A one-dimensional continuous-time stochastic process is formalised as a bivariate function taking the first argument from $[0,\infty)$ (time) and the second from a probability space $\Omega$ (trajectory), or $$X:[0,\infty)\times\Omega\ni (t,\omega)\mapsto X(t,\omega)\in\Bbb R.$$ From this definition, for any $t$, $X(t,\omega)$ should be a r.v. taking $\omega\in\Omega$ as the argument. Thus the initial value $X(0,\omega)$, generally speaking, should also be random, i.e., may not be constant.

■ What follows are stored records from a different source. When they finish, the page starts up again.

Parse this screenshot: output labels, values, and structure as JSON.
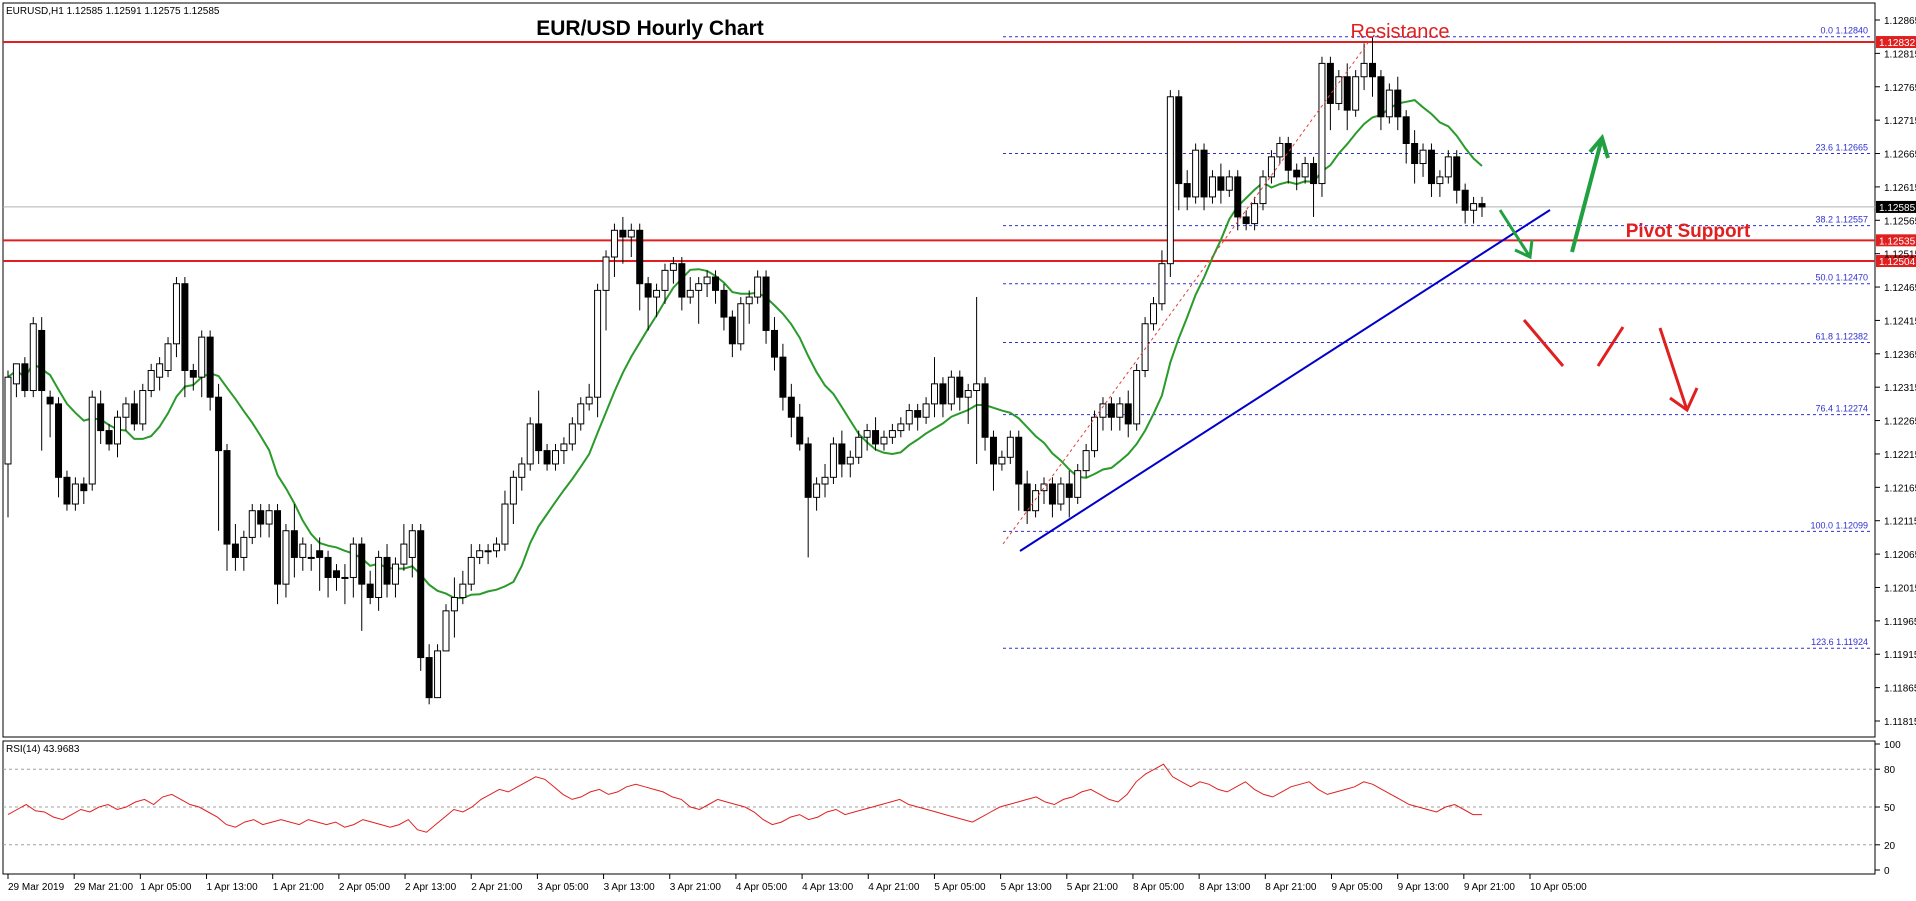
{
  "header": {
    "symbol_line": "EURUSD,H1  1.12585 1.12591 1.12575 1.12585"
  },
  "chart_data": {
    "type": "candlestick",
    "title": "EUR/USD Hourly Chart",
    "ylim": [
      1.1179,
      1.1289
    ],
    "y_ticks": [
      "1.12865",
      "1.12815",
      "1.12765",
      "1.12715",
      "1.12665",
      "1.12615",
      "1.12565",
      "1.12515",
      "1.12465",
      "1.12415",
      "1.12365",
      "1.12315",
      "1.12265",
      "1.12215",
      "1.12165",
      "1.12115",
      "1.12065",
      "1.12015",
      "1.11965",
      "1.11915",
      "1.11865",
      "1.11815"
    ],
    "x_ticks": [
      "29 Mar 2019",
      "29 Mar 21:00",
      "1 Apr 05:00",
      "1 Apr 13:00",
      "1 Apr 21:00",
      "2 Apr 05:00",
      "2 Apr 13:00",
      "2 Apr 21:00",
      "3 Apr 05:00",
      "3 Apr 13:00",
      "3 Apr 21:00",
      "4 Apr 05:00",
      "4 Apr 13:00",
      "4 Apr 21:00",
      "5 Apr 05:00",
      "5 Apr 13:00",
      "5 Apr 21:00",
      "8 Apr 05:00",
      "8 Apr 13:00",
      "8 Apr 21:00",
      "9 Apr 05:00",
      "9 Apr 13:00",
      "9 Apr 21:00",
      "10 Apr 05:00"
    ],
    "current_price": "1.12585",
    "price_labels": [
      "1.12832",
      "1.12535",
      "1.12504"
    ],
    "annotations": {
      "resistance": "Resistance",
      "pivot_support": "Pivot Support"
    },
    "fibonacci": [
      {
        "label": "0.0 1.12840",
        "price": 1.1284
      },
      {
        "label": "23.6 1.12665",
        "price": 1.12665
      },
      {
        "label": "38.2 1.12557",
        "price": 1.12557
      },
      {
        "label": "50.0 1.12470",
        "price": 1.1247
      },
      {
        "label": "61.8 1.12382",
        "price": 1.12382
      },
      {
        "label": "76.4 1.12274",
        "price": 1.12274
      },
      {
        "label": "100.0 1.12099",
        "price": 1.12099
      },
      {
        "label": "123.6 1.11924",
        "price": 1.11924
      }
    ],
    "horizontal_lines": [
      1.12832,
      1.12535,
      1.12504
    ],
    "candles": [
      [
        1.122,
        1.1234,
        1.1233,
        1.1212
      ],
      [
        1.1232,
        1.1235,
        1.1235,
        1.123
      ],
      [
        1.1235,
        1.1236,
        1.1231,
        1.123
      ],
      [
        1.1231,
        1.1242,
        1.1241,
        1.123
      ],
      [
        1.124,
        1.1242,
        1.1231,
        1.1222
      ],
      [
        1.123,
        1.1231,
        1.1229,
        1.1224
      ],
      [
        1.1229,
        1.123,
        1.1218,
        1.1215
      ],
      [
        1.1218,
        1.1219,
        1.1214,
        1.1213
      ],
      [
        1.1214,
        1.1218,
        1.1217,
        1.1213
      ],
      [
        1.1217,
        1.1218,
        1.1216,
        1.1214
      ],
      [
        1.1217,
        1.1231,
        1.123,
        1.1216
      ],
      [
        1.1229,
        1.1231,
        1.1225,
        1.1223
      ],
      [
        1.1225,
        1.1226,
        1.1223,
        1.1222
      ],
      [
        1.1223,
        1.1228,
        1.1227,
        1.1221
      ],
      [
        1.1227,
        1.123,
        1.1229,
        1.1225
      ],
      [
        1.1229,
        1.1231,
        1.1226,
        1.1225
      ],
      [
        1.1226,
        1.1232,
        1.1231,
        1.1225
      ],
      [
        1.1231,
        1.1235,
        1.1234,
        1.123
      ],
      [
        1.1233,
        1.1236,
        1.1235,
        1.1231
      ],
      [
        1.1234,
        1.1239,
        1.1238,
        1.1233
      ],
      [
        1.1238,
        1.1248,
        1.1247,
        1.1236
      ],
      [
        1.1247,
        1.1248,
        1.1234,
        1.123
      ],
      [
        1.1234,
        1.1235,
        1.1233,
        1.1231
      ],
      [
        1.1233,
        1.124,
        1.1239,
        1.123
      ],
      [
        1.1239,
        1.124,
        1.123,
        1.1228
      ],
      [
        1.123,
        1.1232,
        1.1222,
        1.121
      ],
      [
        1.1222,
        1.1223,
        1.1208,
        1.1204
      ],
      [
        1.1208,
        1.1211,
        1.1206,
        1.1204
      ],
      [
        1.1206,
        1.121,
        1.1209,
        1.1204
      ],
      [
        1.1209,
        1.1214,
        1.1213,
        1.1208
      ],
      [
        1.1213,
        1.1214,
        1.1211,
        1.1209
      ],
      [
        1.1211,
        1.1214,
        1.1213,
        1.1209
      ],
      [
        1.1213,
        1.1214,
        1.1202,
        1.1199
      ],
      [
        1.1202,
        1.1211,
        1.121,
        1.12
      ],
      [
        1.121,
        1.1214,
        1.1206,
        1.1203
      ],
      [
        1.1206,
        1.1209,
        1.1208,
        1.1204
      ],
      [
        1.1206,
        1.1208,
        1.1206,
        1.1204
      ],
      [
        1.1207,
        1.1209,
        1.1206,
        1.1201
      ],
      [
        1.1206,
        1.1207,
        1.1203,
        1.12
      ],
      [
        1.1204,
        1.1205,
        1.1203,
        1.1201
      ],
      [
        1.1203,
        1.1205,
        1.1203,
        1.1199
      ],
      [
        1.1203,
        1.1209,
        1.1208,
        1.12
      ],
      [
        1.1208,
        1.1209,
        1.1202,
        1.1195
      ],
      [
        1.1202,
        1.1204,
        1.12,
        1.1199
      ],
      [
        1.12,
        1.1207,
        1.1206,
        1.1198
      ],
      [
        1.1206,
        1.1208,
        1.1202,
        1.12
      ],
      [
        1.1202,
        1.1206,
        1.1205,
        1.12
      ],
      [
        1.1205,
        1.1211,
        1.1208,
        1.1204
      ],
      [
        1.1206,
        1.1211,
        1.121,
        1.1203
      ],
      [
        1.121,
        1.1211,
        1.1191,
        1.1189
      ],
      [
        1.1191,
        1.1193,
        1.1185,
        1.1184
      ],
      [
        1.1185,
        1.1193,
        1.1192,
        1.1185
      ],
      [
        1.1192,
        1.1199,
        1.1198,
        1.1192
      ],
      [
        1.1198,
        1.1203,
        1.12,
        1.1194
      ],
      [
        1.12,
        1.1204,
        1.1202,
        1.1199
      ],
      [
        1.1202,
        1.1208,
        1.1206,
        1.1201
      ],
      [
        1.1206,
        1.1208,
        1.1207,
        1.1205
      ],
      [
        1.1207,
        1.1208,
        1.1207,
        1.1205
      ],
      [
        1.1207,
        1.1209,
        1.1208,
        1.1206
      ],
      [
        1.1208,
        1.1216,
        1.1214,
        1.1207
      ],
      [
        1.1214,
        1.1219,
        1.1218,
        1.1211
      ],
      [
        1.1218,
        1.1221,
        1.122,
        1.1216
      ],
      [
        1.122,
        1.1227,
        1.1226,
        1.1219
      ],
      [
        1.1226,
        1.1231,
        1.1222,
        1.122
      ],
      [
        1.1222,
        1.1223,
        1.122,
        1.1219
      ],
      [
        1.122,
        1.1223,
        1.1222,
        1.1219
      ],
      [
        1.1222,
        1.1224,
        1.1223,
        1.122
      ],
      [
        1.1223,
        1.1227,
        1.1226,
        1.1222
      ],
      [
        1.1226,
        1.123,
        1.1229,
        1.1225
      ],
      [
        1.1229,
        1.1232,
        1.123,
        1.1228
      ],
      [
        1.123,
        1.1247,
        1.1246,
        1.1227
      ],
      [
        1.1246,
        1.1252,
        1.1251,
        1.124
      ],
      [
        1.1251,
        1.1256,
        1.1255,
        1.1248
      ],
      [
        1.1255,
        1.1257,
        1.1254,
        1.125
      ],
      [
        1.1254,
        1.1256,
        1.1255,
        1.1251
      ],
      [
        1.1255,
        1.1256,
        1.1247,
        1.1243
      ],
      [
        1.1247,
        1.1248,
        1.1245,
        1.124
      ],
      [
        1.1245,
        1.1247,
        1.1246,
        1.1242
      ],
      [
        1.1246,
        1.125,
        1.1249,
        1.1244
      ],
      [
        1.1249,
        1.1251,
        1.125,
        1.1247
      ],
      [
        1.125,
        1.1251,
        1.1245,
        1.1243
      ],
      [
        1.1245,
        1.1248,
        1.1246,
        1.1244
      ],
      [
        1.1246,
        1.1248,
        1.1247,
        1.1241
      ],
      [
        1.1247,
        1.1249,
        1.1248,
        1.1245
      ],
      [
        1.1248,
        1.1249,
        1.1246,
        1.1244
      ],
      [
        1.1246,
        1.1247,
        1.1242,
        1.124
      ],
      [
        1.1242,
        1.1243,
        1.1238,
        1.1236
      ],
      [
        1.1238,
        1.1245,
        1.1244,
        1.1237
      ],
      [
        1.1244,
        1.1246,
        1.1245,
        1.1241
      ],
      [
        1.1245,
        1.1249,
        1.1248,
        1.1244
      ],
      [
        1.1248,
        1.1249,
        1.124,
        1.1238
      ],
      [
        1.124,
        1.1242,
        1.1236,
        1.1234
      ],
      [
        1.1236,
        1.1238,
        1.123,
        1.1228
      ],
      [
        1.123,
        1.1232,
        1.1227,
        1.1224
      ],
      [
        1.1227,
        1.1229,
        1.1223,
        1.1222
      ],
      [
        1.1223,
        1.1224,
        1.1215,
        1.1206
      ],
      [
        1.1215,
        1.1218,
        1.1217,
        1.1213
      ],
      [
        1.1217,
        1.122,
        1.1218,
        1.1215
      ],
      [
        1.1218,
        1.1224,
        1.1223,
        1.1217
      ],
      [
        1.1223,
        1.1225,
        1.122,
        1.1218
      ],
      [
        1.122,
        1.1222,
        1.1221,
        1.1218
      ],
      [
        1.1221,
        1.1225,
        1.1224,
        1.122
      ],
      [
        1.1224,
        1.1226,
        1.1225,
        1.1222
      ],
      [
        1.1225,
        1.1227,
        1.1223,
        1.1222
      ],
      [
        1.1223,
        1.1225,
        1.1224,
        1.1222
      ],
      [
        1.1224,
        1.1226,
        1.1225,
        1.1223
      ],
      [
        1.1225,
        1.1227,
        1.1226,
        1.1224
      ],
      [
        1.1226,
        1.1229,
        1.1228,
        1.1225
      ],
      [
        1.1228,
        1.1229,
        1.1227,
        1.1225
      ],
      [
        1.1227,
        1.123,
        1.1229,
        1.1226
      ],
      [
        1.1229,
        1.1236,
        1.1232,
        1.1227
      ],
      [
        1.1232,
        1.1233,
        1.1229,
        1.1227
      ],
      [
        1.1229,
        1.1234,
        1.1233,
        1.1228
      ],
      [
        1.1233,
        1.1234,
        1.123,
        1.1228
      ],
      [
        1.123,
        1.1232,
        1.1231,
        1.1226
      ],
      [
        1.1231,
        1.1245,
        1.1232,
        1.122
      ],
      [
        1.1232,
        1.1233,
        1.1224,
        1.1222
      ],
      [
        1.1224,
        1.1225,
        1.122,
        1.1216
      ],
      [
        1.122,
        1.1222,
        1.1221,
        1.1219
      ],
      [
        1.1221,
        1.1225,
        1.1224,
        1.122
      ],
      [
        1.1224,
        1.1225,
        1.1217,
        1.1213
      ],
      [
        1.1217,
        1.1219,
        1.1213,
        1.1211
      ],
      [
        1.1213,
        1.1217,
        1.1216,
        1.1212
      ],
      [
        1.1216,
        1.1218,
        1.1217,
        1.1214
      ],
      [
        1.1217,
        1.1218,
        1.1214,
        1.1212
      ],
      [
        1.1214,
        1.1218,
        1.1217,
        1.1213
      ],
      [
        1.1217,
        1.1219,
        1.1215,
        1.1212
      ],
      [
        1.1215,
        1.122,
        1.1219,
        1.1214
      ],
      [
        1.1219,
        1.1223,
        1.1222,
        1.1218
      ],
      [
        1.1222,
        1.1228,
        1.1227,
        1.1221
      ],
      [
        1.1227,
        1.123,
        1.1229,
        1.1225
      ],
      [
        1.1229,
        1.123,
        1.1227,
        1.1225
      ],
      [
        1.1227,
        1.123,
        1.1229,
        1.1225
      ],
      [
        1.1229,
        1.1231,
        1.1226,
        1.1224
      ],
      [
        1.1226,
        1.1235,
        1.1234,
        1.1225
      ],
      [
        1.1234,
        1.1242,
        1.1241,
        1.1233
      ],
      [
        1.1241,
        1.1245,
        1.1244,
        1.124
      ],
      [
        1.1244,
        1.1252,
        1.125,
        1.1243
      ],
      [
        1.125,
        1.1276,
        1.1275,
        1.1248
      ],
      [
        1.1275,
        1.1276,
        1.1262,
        1.1258
      ],
      [
        1.1262,
        1.1264,
        1.126,
        1.1258
      ],
      [
        1.126,
        1.1268,
        1.1267,
        1.1259
      ],
      [
        1.1267,
        1.1268,
        1.126,
        1.1258
      ],
      [
        1.126,
        1.1264,
        1.1263,
        1.1259
      ],
      [
        1.1263,
        1.1265,
        1.1261,
        1.1259
      ],
      [
        1.1261,
        1.1264,
        1.1263,
        1.126
      ],
      [
        1.1263,
        1.1264,
        1.1257,
        1.1255
      ],
      [
        1.1257,
        1.1258,
        1.1256,
        1.1255
      ],
      [
        1.1256,
        1.126,
        1.1259,
        1.1255
      ],
      [
        1.1259,
        1.1264,
        1.1263,
        1.1258
      ],
      [
        1.1263,
        1.1267,
        1.1266,
        1.1262
      ],
      [
        1.1266,
        1.1269,
        1.1268,
        1.1265
      ],
      [
        1.1268,
        1.1269,
        1.1264,
        1.1262
      ],
      [
        1.1264,
        1.1265,
        1.1263,
        1.1261
      ],
      [
        1.1263,
        1.1266,
        1.1265,
        1.1262
      ],
      [
        1.1265,
        1.1266,
        1.1262,
        1.1257
      ],
      [
        1.1262,
        1.1281,
        1.128,
        1.126
      ],
      [
        1.128,
        1.1281,
        1.1274,
        1.127
      ],
      [
        1.1274,
        1.1279,
        1.1278,
        1.1273
      ],
      [
        1.1278,
        1.128,
        1.1273,
        1.127
      ],
      [
        1.1273,
        1.1279,
        1.1278,
        1.1272
      ],
      [
        1.1278,
        1.1283,
        1.128,
        1.1276
      ],
      [
        1.128,
        1.1284,
        1.1278,
        1.1275
      ],
      [
        1.1278,
        1.1279,
        1.1272,
        1.127
      ],
      [
        1.1272,
        1.1277,
        1.1276,
        1.1271
      ],
      [
        1.1276,
        1.1278,
        1.1272,
        1.127
      ],
      [
        1.1272,
        1.1273,
        1.1268,
        1.1265
      ],
      [
        1.1268,
        1.127,
        1.1265,
        1.1262
      ],
      [
        1.1265,
        1.1268,
        1.1267,
        1.1263
      ],
      [
        1.1267,
        1.1268,
        1.1262,
        1.126
      ],
      [
        1.1262,
        1.1264,
        1.1263,
        1.126
      ],
      [
        1.1263,
        1.1267,
        1.1266,
        1.1262
      ],
      [
        1.1266,
        1.1267,
        1.1261,
        1.1259
      ],
      [
        1.1261,
        1.1262,
        1.1258,
        1.1256
      ],
      [
        1.1258,
        1.126,
        1.1259,
        1.1256
      ],
      [
        1.1259,
        1.126,
        1.12585,
        1.1257
      ]
    ],
    "ma_period": "green moving average",
    "rsi": {
      "label": "RSI(14) 43.9683",
      "ticks": [
        "100",
        "80",
        "50",
        "20",
        "0"
      ],
      "levels": [
        80,
        50,
        20
      ],
      "values": [
        44,
        48,
        52,
        47,
        46,
        42,
        40,
        44,
        48,
        46,
        50,
        52,
        48,
        50,
        54,
        56,
        52,
        58,
        60,
        56,
        52,
        50,
        46,
        42,
        36,
        34,
        38,
        40,
        36,
        38,
        40,
        38,
        36,
        40,
        38,
        36,
        38,
        34,
        36,
        40,
        38,
        36,
        34,
        36,
        40,
        32,
        30,
        36,
        42,
        48,
        46,
        50,
        56,
        60,
        64,
        62,
        66,
        70,
        74,
        72,
        66,
        60,
        56,
        58,
        62,
        64,
        60,
        62,
        66,
        68,
        66,
        64,
        62,
        58,
        56,
        50,
        48,
        52,
        56,
        54,
        52,
        50,
        46,
        40,
        36,
        38,
        42,
        44,
        40,
        42,
        46,
        48,
        44,
        46,
        48,
        50,
        52,
        54,
        56,
        52,
        50,
        48,
        46,
        44,
        42,
        40,
        38,
        42,
        46,
        50,
        52,
        54,
        56,
        58,
        54,
        52,
        56,
        58,
        62,
        64,
        60,
        56,
        54,
        60,
        70,
        76,
        80,
        84,
        74,
        70,
        66,
        70,
        68,
        64,
        62,
        66,
        70,
        64,
        60,
        58,
        62,
        66,
        68,
        70,
        64,
        60,
        62,
        64,
        66,
        70,
        68,
        64,
        60,
        56,
        52,
        50,
        48,
        46,
        50,
        52,
        48,
        44,
        43.9683
      ]
    }
  }
}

However, sometimes we do see stochastic processes with given initial value, e.g., a Brownian motion $\{B_t\}_{t\ge 0}$ with $B_0=0$, and I wonder what they mean. My understanding is that this should be similar to conditional probabilities, so under the restriction $B_0=0$, the original probability space $\Omega$ is restricted to $\Omega_0$ consisting of all trajectories starting from position $0$, and the new probability measure on $\Omega_0$ should be defined via conditional probability. Also, the original filter (if any) $\{F_t\}$ should be restricted to $\{F_t\cap \Omega_0\}$.
Am I correct so far? If yes, then, for example, how to formally define a Brownian motion $\{B_t\}$ with $B_0=0$? In particular, I'm having trouble with the conditional probability part.
Motivation: I got this confusion from reading "translation variance" of Brownian motions on page 302 of Durrett's Probability: Theory and Examples (ed 4.1), which states
If $\{B_t\}$ is a Brownian motion, then $\{B_t-B_0,t\ge 0\}$ has the same distribtion as a Brownian motion with $B_0=0$.